If populations are to comply with COVID-19 measures, they will have to trust those who are enforcing them. Without trust, and if governments trample human rights in their efforts to contain the disease, rules will be ignored and the virus will spread more quickly.
Engaging community leaders to help implement and enforce the response to the virus will ensure that rights are upheld, while regular consultations with slum residents will apprise external actors of both their concerns and their suggestions for fairer ways of implementing policies.
7. Empower the youth: Although less vulnerable than their elders to severe coronavirus, young people in informal settlements will need support to maintain their livelihoods. Some governments, such as the state government of Uttar Pradesh in India, can afford to pay people not to work, at least in the short term. In Sudan, donations from the diaspora have been used by the Sudanese Professionals Association, a trade union, to persuade street vendors to stay at home.
Most governments in countries with large slum populations cannot afford such policies. It may be cost effective, however, to pay young people to provide services during the epidemic. Youth underemployment is rife in many slums, and young people can be recruited to deliver provisions to the sick or to self-isolating units, to police toilet and borehole queues, to assist with waste disposal and water delivery, to transmit educational messages to their peers, to impart lessons to children whose schools have shut down, and to perform many other tasks.
In this way the virus can be an opportunity to unleash the potential of young slum residents, giving them cash while the epidemic persists and much-needed capital to set up their own businesses in its wake.

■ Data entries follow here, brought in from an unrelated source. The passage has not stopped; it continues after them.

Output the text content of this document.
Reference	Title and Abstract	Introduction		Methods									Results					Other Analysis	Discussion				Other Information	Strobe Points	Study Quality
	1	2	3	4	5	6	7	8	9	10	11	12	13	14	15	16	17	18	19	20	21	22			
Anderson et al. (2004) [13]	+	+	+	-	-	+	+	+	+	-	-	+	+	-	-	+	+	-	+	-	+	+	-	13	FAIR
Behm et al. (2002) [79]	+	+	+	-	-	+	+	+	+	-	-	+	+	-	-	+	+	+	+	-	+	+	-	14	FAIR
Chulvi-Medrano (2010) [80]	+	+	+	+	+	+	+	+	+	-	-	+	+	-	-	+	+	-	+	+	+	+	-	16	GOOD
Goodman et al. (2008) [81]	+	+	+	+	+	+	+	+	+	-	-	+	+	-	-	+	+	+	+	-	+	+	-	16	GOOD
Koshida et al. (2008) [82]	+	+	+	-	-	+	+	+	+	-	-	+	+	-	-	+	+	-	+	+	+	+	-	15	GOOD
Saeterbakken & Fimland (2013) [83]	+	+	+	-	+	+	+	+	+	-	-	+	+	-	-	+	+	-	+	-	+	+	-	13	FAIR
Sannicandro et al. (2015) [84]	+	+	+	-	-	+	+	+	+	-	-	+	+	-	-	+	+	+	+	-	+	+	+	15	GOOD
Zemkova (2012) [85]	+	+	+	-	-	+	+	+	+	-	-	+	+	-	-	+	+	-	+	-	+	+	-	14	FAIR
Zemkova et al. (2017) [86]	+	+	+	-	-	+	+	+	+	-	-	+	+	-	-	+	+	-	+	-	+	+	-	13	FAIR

Their entrepreneurialism and creativity should also be rewarded – those who come up with new ways of tackling the virus and its effects should be given cash rewards. Young women, too, will be empowered by such strategies and will devise new ideas of their own for use both during and after the epidemic.

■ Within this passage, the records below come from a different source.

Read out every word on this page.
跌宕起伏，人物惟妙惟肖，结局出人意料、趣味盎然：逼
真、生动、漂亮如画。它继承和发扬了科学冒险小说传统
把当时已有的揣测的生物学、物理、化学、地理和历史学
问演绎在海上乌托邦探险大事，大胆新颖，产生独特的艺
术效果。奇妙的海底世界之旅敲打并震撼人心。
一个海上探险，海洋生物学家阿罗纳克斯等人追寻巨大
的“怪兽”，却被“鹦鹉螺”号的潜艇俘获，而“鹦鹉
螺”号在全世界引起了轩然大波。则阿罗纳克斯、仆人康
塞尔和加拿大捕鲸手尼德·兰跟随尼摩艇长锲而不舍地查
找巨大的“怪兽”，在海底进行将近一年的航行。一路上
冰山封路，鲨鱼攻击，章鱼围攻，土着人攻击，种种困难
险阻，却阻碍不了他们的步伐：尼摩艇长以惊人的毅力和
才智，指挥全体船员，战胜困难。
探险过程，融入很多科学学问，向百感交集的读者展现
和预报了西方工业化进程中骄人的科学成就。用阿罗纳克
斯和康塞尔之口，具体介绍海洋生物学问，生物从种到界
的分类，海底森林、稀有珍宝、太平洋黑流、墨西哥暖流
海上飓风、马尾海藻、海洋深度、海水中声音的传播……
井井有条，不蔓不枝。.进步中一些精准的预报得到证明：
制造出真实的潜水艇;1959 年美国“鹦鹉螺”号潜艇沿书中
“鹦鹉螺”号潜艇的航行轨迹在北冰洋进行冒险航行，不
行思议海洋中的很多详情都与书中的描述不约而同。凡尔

8. Don’t forget long-term challenges: For the majority of people living in informal settlements, COVID-19 will be far from the biggest health threat they have faced. It is important to continue to provide services to prevent, detect, and treat other communicable and non-communicable diseases, regardless of whether they are aggravated by COVID-19.
To reduce the burden on health services, the provision of non-essential services could be postponed until the coronavirus epidemic has subsided, while shuttered schools could be opened up to treat people with minor health issues, to deliver childhood vaccination programmes, or to attend to those with conditions that might be exacerbated by COVID-19. Opening up more healthcare delivery points will also reduce the footfall of those who may be infected with the virus (in some countries, there have been reports of crowds of people queuing outside hospitals with suspected fevers, for example), thereby reducing transmission.

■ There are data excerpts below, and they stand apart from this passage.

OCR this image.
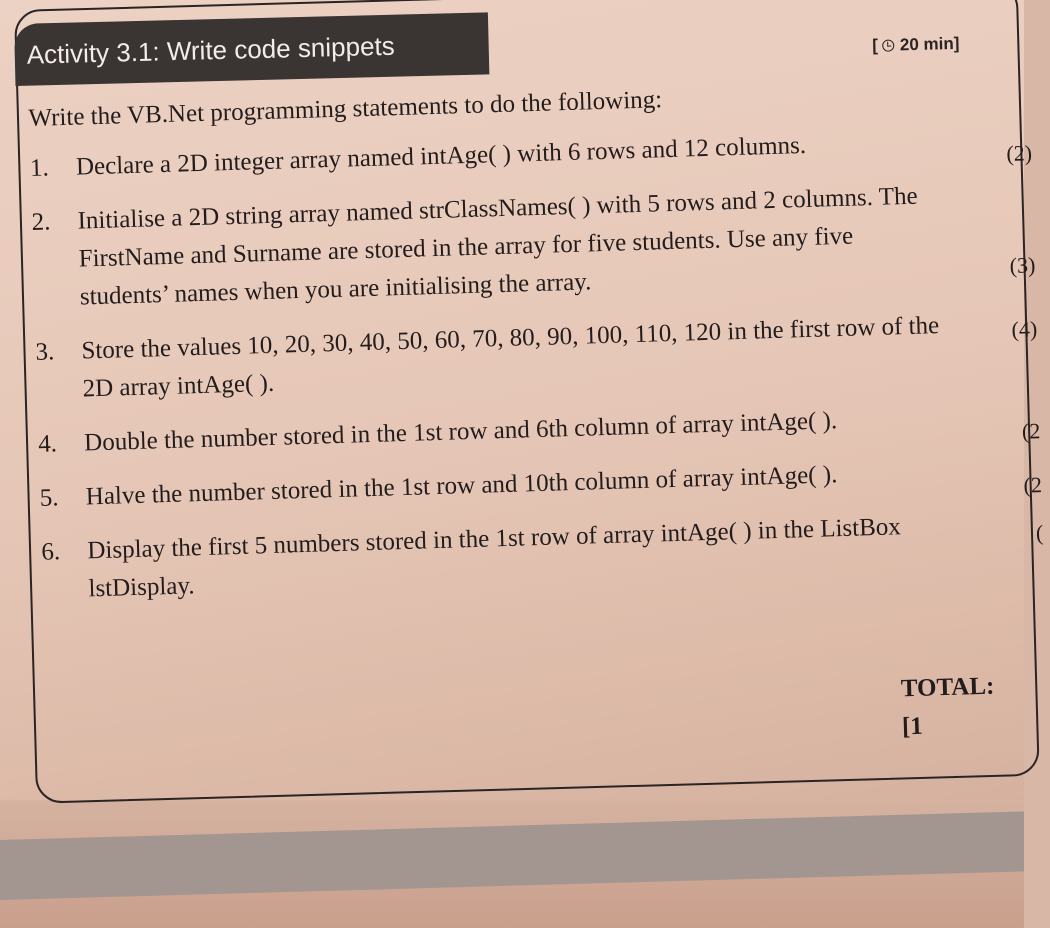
Activity 3.1: Write code snippets	[ 20 min]
Write the VB.Net programming statements to do the following:
1. Declare a 2D integer array named intAge( ) with 6 rows and 12 columns.	(2)
2. Initialise a 2D string array named strClassNames( ) with 5 rows and 2 columns. The FirstName and Surname are stored in the array for five students. Use any five students’ names when you are initialising the array.
(3)
3. Store the values 10, 20, 30, 40, 50, 60, 70, 80, 90, 100, 110, 120 in the first row of the 2D array intAge( ).
(4)
4. Double the number stored in the 1st row and 6th column of array intAge( ).	(2
5. Halve the number stored in the 1st row and 10th column of array intAge( ).	(2
6. Display the first 5 numbers stored in the 1st row of array intAge( ) in the ListBox lstDisplay.
(
TOTAL: [1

At the same time, residents of informal settlements have many other long-term challenges to deal with, which risk being neglected if resources are diverted to COVID-19 control. Cutting education budgets, for example, would have serious long-term consequences – including health consequences – for slum residents. Neglecting sanitation, environmental, microfinance, and other programmes will also pose grave risks.
The coronavirus is one challenge among many for those living in the world’s informal settlements. Balancing the response to it with broader healthcare and other development priorities will be essential if their long-term resilience to such threats is to be strengthened rather than dismantled.